Halloween excitement is starting to build on the farm as we get ready for the first weekend of pumpkin picking. The long term weather forecast is for crisp clear autumn weather. Ideal for a trip to our pumpkin patch. Opening from Saturday 20th of October, the first time slot is 11.30 am.
Its an Irish Thing
Pumpkins & celebrating Halloween comes from a place deep inside us. The Celts celebrated four festivals every year. None of them was connected in anyway to the sun’s cycle. The origin of Halloween comes from the Celt’s Autumn festival which was held on the first day of the 11th month, the month known as November in English but as Samhainin Irish.
The festivals are known by other names in other Celtic countries but there is usually some similarity, if only in the translation.
In Scottish Gaelic, the autumn festival is called Samhuinn. In Manx it is Sauin.
The root of the word – sam – means summer, while fuin means end. And this signals the idea of a seasonal change rather than a notion of worship or ritual.
The other group of Celtic languages (known as Q-Celtic) have very different words but a similar intention. In Welsh, the day is Calan Gaeaf, which means the first day of winter. In Brittany, the day is Kala Goanv, which means the beginning of November.
The Celts believed that the passage of a day began with darkness and progressed into the light.
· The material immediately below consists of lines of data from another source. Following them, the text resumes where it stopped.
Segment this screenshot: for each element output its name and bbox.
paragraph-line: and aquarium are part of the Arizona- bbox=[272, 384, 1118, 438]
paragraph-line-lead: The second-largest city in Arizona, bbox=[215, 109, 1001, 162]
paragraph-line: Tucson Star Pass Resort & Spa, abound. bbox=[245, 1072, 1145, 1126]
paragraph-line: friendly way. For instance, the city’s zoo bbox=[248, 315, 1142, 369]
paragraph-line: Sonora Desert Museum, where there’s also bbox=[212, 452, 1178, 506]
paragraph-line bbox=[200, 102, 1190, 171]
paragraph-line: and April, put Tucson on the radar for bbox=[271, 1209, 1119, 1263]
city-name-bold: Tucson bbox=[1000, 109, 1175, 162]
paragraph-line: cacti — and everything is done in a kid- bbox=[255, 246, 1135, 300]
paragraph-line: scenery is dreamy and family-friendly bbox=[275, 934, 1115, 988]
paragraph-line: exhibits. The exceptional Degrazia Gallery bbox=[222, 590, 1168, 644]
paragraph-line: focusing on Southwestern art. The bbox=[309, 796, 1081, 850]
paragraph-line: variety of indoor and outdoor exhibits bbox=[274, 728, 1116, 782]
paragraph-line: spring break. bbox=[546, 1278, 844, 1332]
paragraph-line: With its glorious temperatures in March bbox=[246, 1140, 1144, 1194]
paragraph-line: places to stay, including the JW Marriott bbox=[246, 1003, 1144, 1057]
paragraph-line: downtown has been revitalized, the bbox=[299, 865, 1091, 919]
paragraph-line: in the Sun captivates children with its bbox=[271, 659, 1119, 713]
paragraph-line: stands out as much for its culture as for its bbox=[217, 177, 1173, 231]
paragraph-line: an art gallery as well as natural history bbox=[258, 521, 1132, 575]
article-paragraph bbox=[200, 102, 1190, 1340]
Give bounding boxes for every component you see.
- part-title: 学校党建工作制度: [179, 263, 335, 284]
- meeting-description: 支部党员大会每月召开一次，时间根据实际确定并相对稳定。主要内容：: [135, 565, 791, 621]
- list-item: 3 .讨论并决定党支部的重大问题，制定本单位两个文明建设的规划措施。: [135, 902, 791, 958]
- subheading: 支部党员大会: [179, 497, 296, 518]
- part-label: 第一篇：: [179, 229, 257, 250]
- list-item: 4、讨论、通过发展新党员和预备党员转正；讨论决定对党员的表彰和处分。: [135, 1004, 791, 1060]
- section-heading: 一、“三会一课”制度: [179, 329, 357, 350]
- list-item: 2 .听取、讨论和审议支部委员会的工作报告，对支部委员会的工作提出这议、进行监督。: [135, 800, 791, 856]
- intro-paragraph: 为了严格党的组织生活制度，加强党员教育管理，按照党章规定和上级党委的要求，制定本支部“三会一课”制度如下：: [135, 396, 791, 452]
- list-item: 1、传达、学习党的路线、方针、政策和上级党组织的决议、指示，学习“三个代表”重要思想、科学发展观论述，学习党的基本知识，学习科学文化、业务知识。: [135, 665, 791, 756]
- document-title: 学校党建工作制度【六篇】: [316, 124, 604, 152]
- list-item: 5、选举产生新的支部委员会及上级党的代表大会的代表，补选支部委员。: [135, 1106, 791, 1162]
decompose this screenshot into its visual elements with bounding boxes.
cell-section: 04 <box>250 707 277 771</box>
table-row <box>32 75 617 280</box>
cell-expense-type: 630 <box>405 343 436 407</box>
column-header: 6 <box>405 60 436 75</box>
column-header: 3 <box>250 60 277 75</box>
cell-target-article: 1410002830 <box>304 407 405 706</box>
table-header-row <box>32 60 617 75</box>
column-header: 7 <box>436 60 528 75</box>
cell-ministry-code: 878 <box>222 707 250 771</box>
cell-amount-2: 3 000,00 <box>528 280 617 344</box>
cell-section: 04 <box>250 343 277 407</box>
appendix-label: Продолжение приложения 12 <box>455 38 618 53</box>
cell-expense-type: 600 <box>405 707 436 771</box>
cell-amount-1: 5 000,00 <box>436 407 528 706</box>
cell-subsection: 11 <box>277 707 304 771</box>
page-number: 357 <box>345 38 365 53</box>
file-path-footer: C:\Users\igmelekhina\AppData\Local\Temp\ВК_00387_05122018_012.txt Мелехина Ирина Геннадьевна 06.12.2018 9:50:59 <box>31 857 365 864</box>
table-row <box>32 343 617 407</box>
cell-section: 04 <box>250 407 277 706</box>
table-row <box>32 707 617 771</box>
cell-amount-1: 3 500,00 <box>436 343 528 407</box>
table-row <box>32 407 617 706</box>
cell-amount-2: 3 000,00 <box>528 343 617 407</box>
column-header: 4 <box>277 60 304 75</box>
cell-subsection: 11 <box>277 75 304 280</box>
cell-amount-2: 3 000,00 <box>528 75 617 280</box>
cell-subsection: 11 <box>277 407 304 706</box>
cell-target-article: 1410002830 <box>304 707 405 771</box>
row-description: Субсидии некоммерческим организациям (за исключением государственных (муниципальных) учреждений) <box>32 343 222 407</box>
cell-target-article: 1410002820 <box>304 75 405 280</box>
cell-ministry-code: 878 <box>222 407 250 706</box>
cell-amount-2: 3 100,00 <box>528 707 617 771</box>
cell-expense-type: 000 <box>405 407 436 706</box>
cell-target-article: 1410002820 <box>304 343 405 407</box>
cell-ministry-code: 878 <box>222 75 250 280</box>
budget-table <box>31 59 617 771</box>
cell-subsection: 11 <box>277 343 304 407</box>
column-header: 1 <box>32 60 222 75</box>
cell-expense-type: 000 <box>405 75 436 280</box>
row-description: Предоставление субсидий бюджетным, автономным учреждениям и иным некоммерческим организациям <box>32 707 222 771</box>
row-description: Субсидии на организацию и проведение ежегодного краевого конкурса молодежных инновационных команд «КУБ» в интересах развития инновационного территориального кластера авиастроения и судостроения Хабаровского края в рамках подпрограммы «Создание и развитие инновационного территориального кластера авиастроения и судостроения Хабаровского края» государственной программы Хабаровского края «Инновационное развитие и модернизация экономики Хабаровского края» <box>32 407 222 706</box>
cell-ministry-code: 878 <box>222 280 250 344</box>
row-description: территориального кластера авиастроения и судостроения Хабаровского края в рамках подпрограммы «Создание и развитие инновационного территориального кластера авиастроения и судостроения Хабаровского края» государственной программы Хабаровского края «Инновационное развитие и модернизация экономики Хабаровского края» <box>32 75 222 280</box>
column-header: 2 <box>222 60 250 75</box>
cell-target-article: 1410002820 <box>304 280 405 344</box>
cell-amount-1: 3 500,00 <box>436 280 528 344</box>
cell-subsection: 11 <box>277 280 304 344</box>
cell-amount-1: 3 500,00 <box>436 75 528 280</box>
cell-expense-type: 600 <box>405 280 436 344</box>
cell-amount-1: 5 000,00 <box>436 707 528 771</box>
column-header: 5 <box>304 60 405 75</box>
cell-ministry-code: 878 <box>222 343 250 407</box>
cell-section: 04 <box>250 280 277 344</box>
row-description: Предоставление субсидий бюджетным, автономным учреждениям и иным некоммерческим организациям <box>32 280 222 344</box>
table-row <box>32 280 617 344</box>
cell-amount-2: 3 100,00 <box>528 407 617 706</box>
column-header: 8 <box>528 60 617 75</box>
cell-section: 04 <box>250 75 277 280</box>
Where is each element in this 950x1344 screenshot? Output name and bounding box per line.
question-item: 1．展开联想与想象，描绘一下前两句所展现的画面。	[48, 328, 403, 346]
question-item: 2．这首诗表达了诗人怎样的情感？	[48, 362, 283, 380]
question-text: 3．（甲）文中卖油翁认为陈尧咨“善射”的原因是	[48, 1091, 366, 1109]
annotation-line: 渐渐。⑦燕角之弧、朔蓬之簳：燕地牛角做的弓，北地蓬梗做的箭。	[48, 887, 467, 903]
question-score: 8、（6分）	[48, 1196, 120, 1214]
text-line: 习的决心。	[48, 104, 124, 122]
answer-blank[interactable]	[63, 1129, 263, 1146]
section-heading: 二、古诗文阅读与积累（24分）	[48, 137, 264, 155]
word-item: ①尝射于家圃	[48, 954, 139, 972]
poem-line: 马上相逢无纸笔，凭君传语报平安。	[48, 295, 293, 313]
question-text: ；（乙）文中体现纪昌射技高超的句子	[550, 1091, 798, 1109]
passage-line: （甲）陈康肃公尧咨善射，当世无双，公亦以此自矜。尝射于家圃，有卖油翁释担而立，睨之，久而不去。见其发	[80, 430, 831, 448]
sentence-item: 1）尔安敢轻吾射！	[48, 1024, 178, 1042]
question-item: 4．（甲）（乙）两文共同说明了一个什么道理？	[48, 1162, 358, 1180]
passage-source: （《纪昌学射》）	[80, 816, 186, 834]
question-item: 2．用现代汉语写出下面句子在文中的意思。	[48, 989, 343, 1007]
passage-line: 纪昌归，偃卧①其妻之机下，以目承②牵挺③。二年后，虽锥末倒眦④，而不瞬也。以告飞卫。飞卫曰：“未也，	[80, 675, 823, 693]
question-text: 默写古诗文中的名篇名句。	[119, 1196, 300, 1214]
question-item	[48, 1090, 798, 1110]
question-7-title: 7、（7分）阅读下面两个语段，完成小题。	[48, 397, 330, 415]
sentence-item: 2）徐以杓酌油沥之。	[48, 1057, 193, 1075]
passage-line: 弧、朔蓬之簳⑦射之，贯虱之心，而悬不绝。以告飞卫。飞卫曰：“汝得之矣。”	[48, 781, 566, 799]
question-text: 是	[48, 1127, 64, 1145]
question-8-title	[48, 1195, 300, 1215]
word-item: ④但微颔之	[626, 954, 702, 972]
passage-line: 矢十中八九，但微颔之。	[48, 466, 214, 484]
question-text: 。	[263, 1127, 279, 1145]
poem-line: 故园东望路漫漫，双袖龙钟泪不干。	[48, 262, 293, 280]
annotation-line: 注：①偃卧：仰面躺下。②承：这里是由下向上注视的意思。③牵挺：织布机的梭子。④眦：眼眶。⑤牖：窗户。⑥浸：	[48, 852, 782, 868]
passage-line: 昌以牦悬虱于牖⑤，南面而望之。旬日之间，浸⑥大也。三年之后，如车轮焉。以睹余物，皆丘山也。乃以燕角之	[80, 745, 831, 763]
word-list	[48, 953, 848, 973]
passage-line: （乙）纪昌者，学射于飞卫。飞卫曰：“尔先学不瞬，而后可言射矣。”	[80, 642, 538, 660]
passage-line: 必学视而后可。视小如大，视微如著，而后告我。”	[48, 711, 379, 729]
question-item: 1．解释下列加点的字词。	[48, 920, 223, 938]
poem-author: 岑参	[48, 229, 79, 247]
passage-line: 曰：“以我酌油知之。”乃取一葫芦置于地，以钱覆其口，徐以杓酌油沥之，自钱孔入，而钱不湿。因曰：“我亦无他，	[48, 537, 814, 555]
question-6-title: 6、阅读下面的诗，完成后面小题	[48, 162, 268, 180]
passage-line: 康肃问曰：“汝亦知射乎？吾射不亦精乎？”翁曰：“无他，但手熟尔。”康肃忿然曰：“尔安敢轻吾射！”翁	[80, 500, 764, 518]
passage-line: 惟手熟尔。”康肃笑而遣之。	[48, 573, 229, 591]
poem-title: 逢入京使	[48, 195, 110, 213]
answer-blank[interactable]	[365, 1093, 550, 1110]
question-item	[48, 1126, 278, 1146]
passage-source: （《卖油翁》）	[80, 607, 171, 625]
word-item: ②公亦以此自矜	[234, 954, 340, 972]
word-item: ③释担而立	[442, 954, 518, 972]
The same notion explains why Winter – the season of long, dark nights – marked the beginning of the year and progressed into the lighter days of Spring, Summer and Autumn.
So the 1st of November, Samhain, was the Celtic New Year, and the celebrations began at sunset of the day before ie its Eve.
The Irish brought the tradition of carving pumpkins into Jack O’Lantern to America. But, the original Jack O’Lantern was not a pumpkin. Pumpkins did not exist in Ireland. Ancient Celtic cultures in Ireland carved turnips on All Hallow’s Eve, and placed an ember in them, to ward off evil spirits.
So our pumpkin patch is really a trip fully circle from Ancient Ireland, to the New America and back to modern Ireland.
We look forward to seeing you over the coming weeks The team from The Town Cafe are busy prepping Halloween treats for you all.